|Category||LifeSciences and BioTechnology|
|Keywords||congestive heart failure, atrial fibrillation, cardiac steroids|
|Current development stage||For Pharmaceutical development: TRL4 – PoC&Safety of candidate device or system is demonstrated in a defined lab or animal model|
Cardiac steroids are commonly used for the treatment of congestive heart failure and atrial fibrillation. They inhibit Na+/K+ ATPase activity, thus resulting in increased intracellular sodium and decreased intracellular potassium. In turn, the increased levels of sodium block the antiporter activity of the Na+/Ca2+ exchanger, resulting in accumulation of Ca2+ within the endoplasmic reticulum and mitochondria. Eventually, this allows for an increased release of Ca2+ from the endoplasmin reticulum in response to contraction stimuli, which increases the output force of the heart and increases its rate of contractions. However, the excessive intracellular calcium can result in delayed after-depolarizations, leading to dysrhythmias.
The known cardiac steroids (such as digoxin, ouabain or bufalin) have the severe disadvantage of being toxic at therapeutic doses, resulting in numerous side effects.

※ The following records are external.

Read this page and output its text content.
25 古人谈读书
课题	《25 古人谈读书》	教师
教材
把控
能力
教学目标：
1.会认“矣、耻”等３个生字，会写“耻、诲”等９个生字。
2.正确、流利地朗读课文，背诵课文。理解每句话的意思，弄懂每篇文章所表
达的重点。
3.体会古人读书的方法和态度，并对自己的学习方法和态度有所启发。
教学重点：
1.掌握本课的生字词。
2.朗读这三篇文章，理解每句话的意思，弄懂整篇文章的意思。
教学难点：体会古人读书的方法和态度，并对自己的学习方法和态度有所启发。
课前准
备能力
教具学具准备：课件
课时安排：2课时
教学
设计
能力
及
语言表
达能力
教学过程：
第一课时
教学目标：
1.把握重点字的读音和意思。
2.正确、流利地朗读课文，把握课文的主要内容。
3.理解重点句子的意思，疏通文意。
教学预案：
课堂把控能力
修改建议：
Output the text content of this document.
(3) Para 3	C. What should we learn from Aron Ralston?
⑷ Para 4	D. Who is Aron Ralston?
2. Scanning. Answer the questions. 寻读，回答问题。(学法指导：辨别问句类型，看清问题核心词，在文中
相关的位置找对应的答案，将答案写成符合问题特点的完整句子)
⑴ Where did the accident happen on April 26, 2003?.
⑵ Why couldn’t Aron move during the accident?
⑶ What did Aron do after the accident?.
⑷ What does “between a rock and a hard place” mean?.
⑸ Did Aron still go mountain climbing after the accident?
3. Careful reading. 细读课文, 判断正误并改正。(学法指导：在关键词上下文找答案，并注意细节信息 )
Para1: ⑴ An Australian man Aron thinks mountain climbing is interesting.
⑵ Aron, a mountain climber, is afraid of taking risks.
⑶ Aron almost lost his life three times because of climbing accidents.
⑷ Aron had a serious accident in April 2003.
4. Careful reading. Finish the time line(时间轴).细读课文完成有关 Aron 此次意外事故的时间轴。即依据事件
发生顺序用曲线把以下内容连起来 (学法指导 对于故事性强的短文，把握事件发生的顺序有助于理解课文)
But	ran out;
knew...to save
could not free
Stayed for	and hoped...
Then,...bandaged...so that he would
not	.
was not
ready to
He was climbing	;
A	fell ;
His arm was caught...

Novel Bufalin Derivatives interact with the Na+, K+-ATPase at a potency 10-100x higher than the cardiac steroids in use today, thus diminishing the drug toxicity.
A new class of novel steroids for treating heart failure, which are less toxic and more effective compared to their existing analogs. Cardiac steroids such as digoxin, ouabain and bufalin are highly toxic at therapeutic doses. Their novel analogs, interact with Na+, K–ATPase with high affinities and as such may be used as potent cardiotonic steroids.